Crime and Punishment

A busy week, a disappointment for the publisher, and a break-in at C-O Central.

Crime and Punishment
An untouched appetizer plate at the Publisher's New Year's Soiree.

After the holidays, I was hoping for a slow news week, but, alas, it was not to be. The Association of Side Show Freaks And Circus Entertainers has been holding its convention here in town, which turned ugly over an ego-driven leadership impasse, and reddened many a nose. While I've been busy covering that, the scanner has gone bananas.

If you've watched any cable news, you know that crime is rampant in cities like mine. I knew as much when I bought the paper. I expected I'd have my hands full playing the gumshoe, or, I guess it would be 'have my feet full,' or, hold on, feet go in shoes, so it must be 'have my shoes full?' But full of feet? Of gum? I digress. I wasn't prepared for the workload, these last few weeks. Every time I took a breath and settled in to write the Number Jumble, another knife-point mugging would come in over the wire. And it hasn't just been petty theft. While I was racing to cover one bank robbery, another came in across town, and then there was the arson at the chemical plant, before I ever got back to my typewriter. And of course you've heard about Olga Kouvola, that poor Finnish heiress.

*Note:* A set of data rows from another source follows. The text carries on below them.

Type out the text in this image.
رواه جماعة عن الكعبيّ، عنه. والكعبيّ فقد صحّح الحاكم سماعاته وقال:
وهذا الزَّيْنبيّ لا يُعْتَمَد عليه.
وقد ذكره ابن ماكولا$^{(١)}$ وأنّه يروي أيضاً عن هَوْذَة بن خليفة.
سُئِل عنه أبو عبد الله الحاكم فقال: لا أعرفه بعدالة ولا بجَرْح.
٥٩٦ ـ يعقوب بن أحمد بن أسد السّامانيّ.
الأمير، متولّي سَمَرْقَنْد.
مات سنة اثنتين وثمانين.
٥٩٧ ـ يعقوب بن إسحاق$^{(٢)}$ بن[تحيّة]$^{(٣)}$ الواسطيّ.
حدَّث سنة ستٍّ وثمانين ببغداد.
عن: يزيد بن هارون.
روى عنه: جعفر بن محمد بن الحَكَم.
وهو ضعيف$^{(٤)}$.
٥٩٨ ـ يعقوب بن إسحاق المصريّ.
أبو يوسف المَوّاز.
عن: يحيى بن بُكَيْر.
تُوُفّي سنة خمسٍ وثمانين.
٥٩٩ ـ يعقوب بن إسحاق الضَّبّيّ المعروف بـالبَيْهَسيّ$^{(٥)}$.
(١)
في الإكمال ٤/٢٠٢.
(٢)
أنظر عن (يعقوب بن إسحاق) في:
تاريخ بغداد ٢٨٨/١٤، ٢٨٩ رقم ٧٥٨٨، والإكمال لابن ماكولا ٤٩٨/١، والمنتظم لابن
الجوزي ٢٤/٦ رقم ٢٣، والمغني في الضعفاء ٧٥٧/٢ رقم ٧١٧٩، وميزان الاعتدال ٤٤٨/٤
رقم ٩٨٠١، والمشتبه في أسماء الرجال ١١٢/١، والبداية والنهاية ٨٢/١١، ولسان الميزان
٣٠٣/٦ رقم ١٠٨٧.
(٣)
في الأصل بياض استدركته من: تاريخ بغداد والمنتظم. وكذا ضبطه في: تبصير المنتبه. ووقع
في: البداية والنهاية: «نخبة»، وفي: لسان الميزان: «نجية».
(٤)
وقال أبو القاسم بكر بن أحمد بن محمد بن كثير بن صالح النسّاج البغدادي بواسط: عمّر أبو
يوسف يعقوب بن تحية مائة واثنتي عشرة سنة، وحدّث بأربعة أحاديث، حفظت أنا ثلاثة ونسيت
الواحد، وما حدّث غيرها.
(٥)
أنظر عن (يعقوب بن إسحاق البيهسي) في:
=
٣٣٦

So I've been wishing I could have kept more reporters on staff. If I was a second-generation magnate, I'd have kept them all, not just the ones who live in the press room. As it was, I had a plan to get them new jobs elsewhere in the industry, and hopefully hire them back later. I figured I'd recommend them to friends of mine with more profitable papers; I just thought I'd make friends a little faster. Publishing barons do not, I've discovered, prefer to soirée with others in the Media Elite. They certainly don't rush to attend fondue events at the homes of new tycoons. I'm not daunted, by any means, but I've had no opportunity to extol the C-O's former staff, let alone my personal, yacht-related interests.

But, again, I've lost my track—you see how disorganized I've become, trying to handle this all myself. I managed to get Lt. Mazie Cornwall on the phone, the city's top spokescop, to ask if this level of lawlessness was ordinary, or if I'd hefted the helm at the crest of a crime wave. "It's definitely divergent," she told me. "We haven't had such a serious spike in years."

Ironically, that was not the last time I spoke with the police. On Thursday, at C-O Central, we found the safe wrenched open. The petty cash was untouched (what little there is) but records had been taken. I couldn't tell you which records—I'm not a countant—but they must have been financial reports or employee files. An officer came to investigate, but couldn't find a sign of forced entry. We didn't notice the wide-open grate on the roof until he was gone.

Which is a puzzle. The C-O Building isn't the tallest, but it's tall enough. To break in from the roof you'd have to...

—Crap.

Ugh. Double crap. My New Publisher Handbook came with a pamphlet about this exact situation. I knew I should've read it.


—Important—

Disguised Vigilantes at Your Newspaper
An unseen threat to your business.

Novice publishers, be aware that newspaper jobs are attractive to certain vigilante strongmen, who engage in self-aggrandizing public spectacles. Self-styled "heroes" want access to incoming bulletins, or seek cover for their presence at newsworthy events. They may submit resumes with false identities. HR departments are advised to reject all notably-handsome or muscular applicants, especially photographers or cub reporters. Though an applicant may present an awkward persona, or have a minor disability which would preclude athleticism, he may be affecting these traits intentionally, as a disguise.

Do not presume you will recognize a "hero," however well known they may be. Request our manual on Self-Appointed Law Enforcement in the Media, and be alert to the signs. If you suspect an alter ego in your employ, DO NOT take action on your own. Firing the employee may have adverse outcomes, and will not curb entanglements such as confidantes and secret love interests. Call the NMA for guidance and support.